For a while there was a bug in kobold.club which caused people to misinterpret the difficulty guidelines as ceilings rather than floors. It's fixed now, but from the looks of it you may have stumbled into that same error. For example, 4 11th level PCs vs. 3 Ropers is 10,800 XP, which is over the 9600 XP "Hard" threshold but not up to the 14,400 XP "Deadly" threshold, so it is a Hard encounter. Your spreadsheet has it listed as "Deadly." Similarly, 1 Ghost + 1 Stone Golem is also Hard, not Deadly. 4 Elementals is indeed Deadly though.

Hmm ok. I used to think it worked this way until reading the example in one of the earlier free rulesets. I'll have to go and double check.
 

Tormyr

Adventurer
Hmm ok. I used to think it worked this way until reading the example in one of the earlier free rulesets. I'll have to go and double check.
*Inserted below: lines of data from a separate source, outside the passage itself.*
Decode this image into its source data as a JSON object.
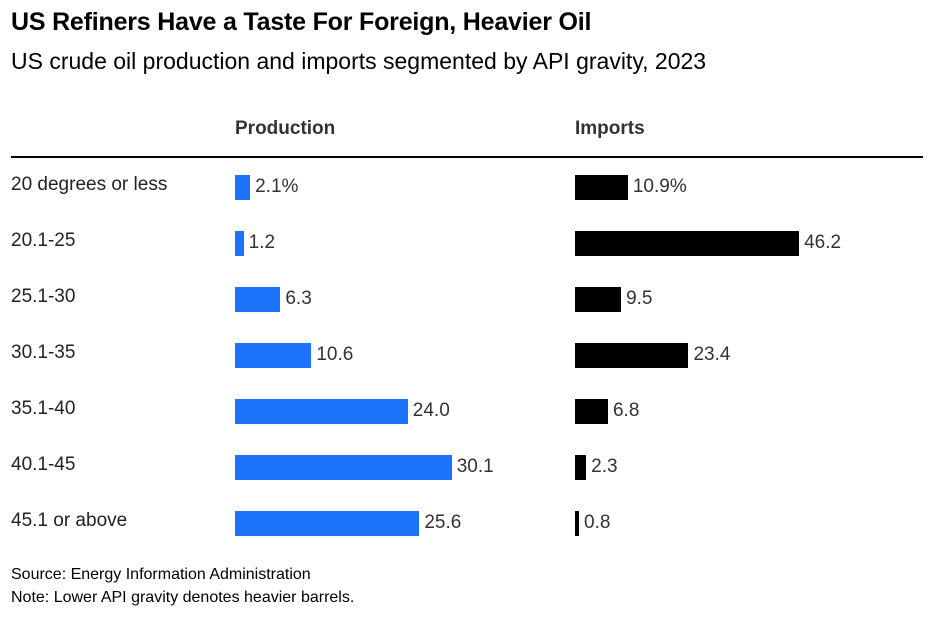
{
  "title": "US Refiners Have a Taste For Foreign, Heavier Oil",
  "subtitle": "US crude oil production and imports segmented by API gravity, 2023",
  "columns": {
    "production": "Production",
    "imports": "Imports"
  },
  "source": "Source: Energy Information Administration",
  "note": "Note: Lower API gravity denotes heavier barrels.",
  "colors": {
    "production": "#1a73f8",
    "imports": "#000000"
  },
  "chart_data": {
    "type": "bar",
    "orientation": "horizontal",
    "categories": [
      "20 degrees or less",
      "20.1-25",
      "25.1-30",
      "30.1-35",
      "35.1-40",
      "40.1-45",
      "45.1 or above"
    ],
    "series": [
      {
        "name": "Production",
        "values": [
          2.1,
          1.2,
          6.3,
          10.6,
          24.0,
          30.1,
          25.6
        ],
        "labels": [
          "2.1%",
          "1.2",
          "6.3",
          "10.6",
          "24.0",
          "30.1",
          "25.6"
        ]
      },
      {
        "name": "Imports",
        "values": [
          10.9,
          46.2,
          9.5,
          23.4,
          6.8,
          2.3,
          0.8
        ],
        "labels": [
          "10.9%",
          "46.2",
          "9.5",
          "23.4",
          "6.8",
          "2.3",
          "0.8"
        ]
      }
    ],
    "unit": "%",
    "grid": false
  }
}
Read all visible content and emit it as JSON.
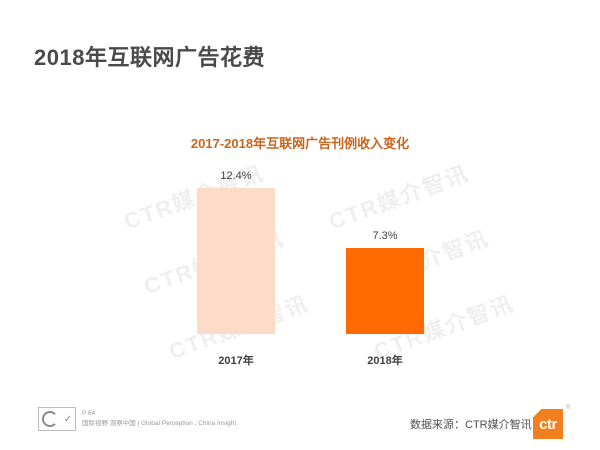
{
  "page": {
    "title": "2018年互联网广告花费",
    "page_number": "P 64",
    "tagline": "国际视野  洞察中国 | Global Perception , China Insight",
    "source": "数据来源：CTR媒介智讯",
    "logo_text": "ctr",
    "logo_reg": "®",
    "watermark": "CTR媒介智讯",
    "colors": {
      "title": "#4a4a4a",
      "chart_title": "#c8641e",
      "bar_2017": "#fcdcc8",
      "bar_2018": "#ff6a00",
      "logo": "#f07f1e"
    }
  },
  "chart_data": {
    "type": "bar",
    "title": "2017-2018年互联网广告刊例收入变化",
    "categories": [
      "2017年",
      "2018年"
    ],
    "values": [
      12.4,
      7.3
    ],
    "value_labels": [
      "12.4%",
      "7.3%"
    ],
    "unit": "%",
    "xlabel": "",
    "ylabel": "",
    "ylim": [
      0,
      12.4
    ],
    "grid": false,
    "legend": null
  }
}
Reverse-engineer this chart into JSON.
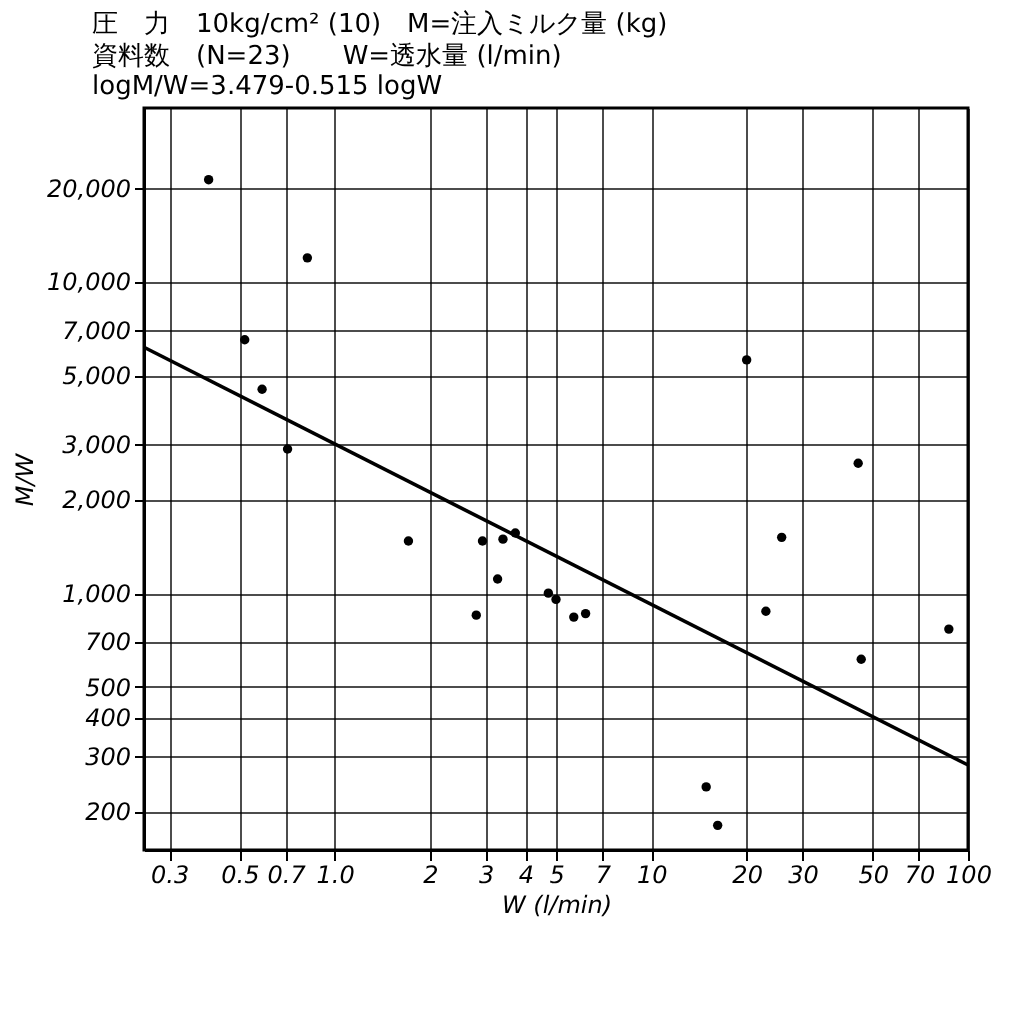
{
  "chart_data": {
    "type": "scatter",
    "title": "圧　力　10kg/cm² (10)　M=注入ミルク量 (kg)",
    "subtitle": "資料数　(N=23)　　W=透水量 (l/min)",
    "annotations": [
      "logM/W=3.479-0.515 logW"
    ],
    "xlabel": "W (l/min)",
    "ylabel": "M/W",
    "log": "xy",
    "grid": true,
    "legend": false,
    "xlim": [
      0.25,
      100
    ],
    "ylim": [
      150,
      36000
    ],
    "xticks": [
      0.3,
      0.5,
      0.7,
      {
        "value": 1,
        "label": "1.0"
      },
      2,
      3,
      4,
      5,
      7,
      10,
      20,
      30,
      50,
      70,
      100
    ],
    "yticks": [
      200,
      300,
      400,
      500,
      700,
      {
        "value": 1000,
        "label": "1,000"
      },
      {
        "value": 2000,
        "label": "2,000"
      },
      {
        "value": 3000,
        "label": "3,000"
      },
      {
        "value": 5000,
        "label": "5,000"
      },
      {
        "value": 7000,
        "label": "7,000"
      },
      {
        "value": 10000,
        "label": "10,000"
      },
      {
        "value": 20000,
        "label": "20,000"
      }
    ],
    "series": [
      {
        "marker": "circle",
        "color": "#000000",
        "x": [
          0.4,
          0.82,
          0.59,
          0.71,
          0.52,
          1.71,
          2.93,
          3.4,
          3.27,
          2.8,
          3.72,
          4.73,
          5.0,
          5.69,
          6.2,
          25.8,
          23,
          46,
          87,
          14.9,
          16.2,
          20,
          45
        ],
        "values": [
          21200,
          11900,
          4510,
          2900,
          6500,
          1470,
          1470,
          1490,
          1110,
          850,
          1560,
          1000,
          955,
          838,
          860,
          1510,
          875,
          614,
          767,
          239,
          180,
          5600,
          2610
        ]
      },
      {
        "type": "line",
        "color": "#000000",
        "line_style": "solid",
        "x": [
          0.25,
          100
        ],
        "values": [
          6150,
          281
        ]
      }
    ]
  }
}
The first version of the Basic DMG had difficulty thresholds explained as "everything up to this number is a hard encounter." Version 0.2 of the free DMG replaced that with "everything over this threshold is a hard encounter."
 

Shadowdweller00

Adventurer
I'm not convinced there should always be a direct correlation between int score and tactical cleverness. I feel like a pack of wolves could very well have more tactical skill than a disorganized room full of scholars.
But once you start putting those scholars in neat, tidy rows...watch out! (Apologies, couldn't resist)
 

DaveDash

Explorer
The first version of the Basic DMG had difficulty thresholds explained as "everything up to this number is a hard encounter." Version 0.2 of the free DMG replaced that with "everything over this threshold is a hard encounter."

Interesting thanks. That changes things a bit. I never bothered to reread that section carefully enough obviously.
 

The first version of the Basic DMG had difficulty thresholds explained as "everything up to this number is a hard encounter." Version 0.2 of the free DMG replaced that with "everything over this threshold is a hard encounter."

Oh, no wonder everybody read it "wrong" then--it wasn't wrong, we just didn't notice the delta when it changed. That explains a ton, thanks.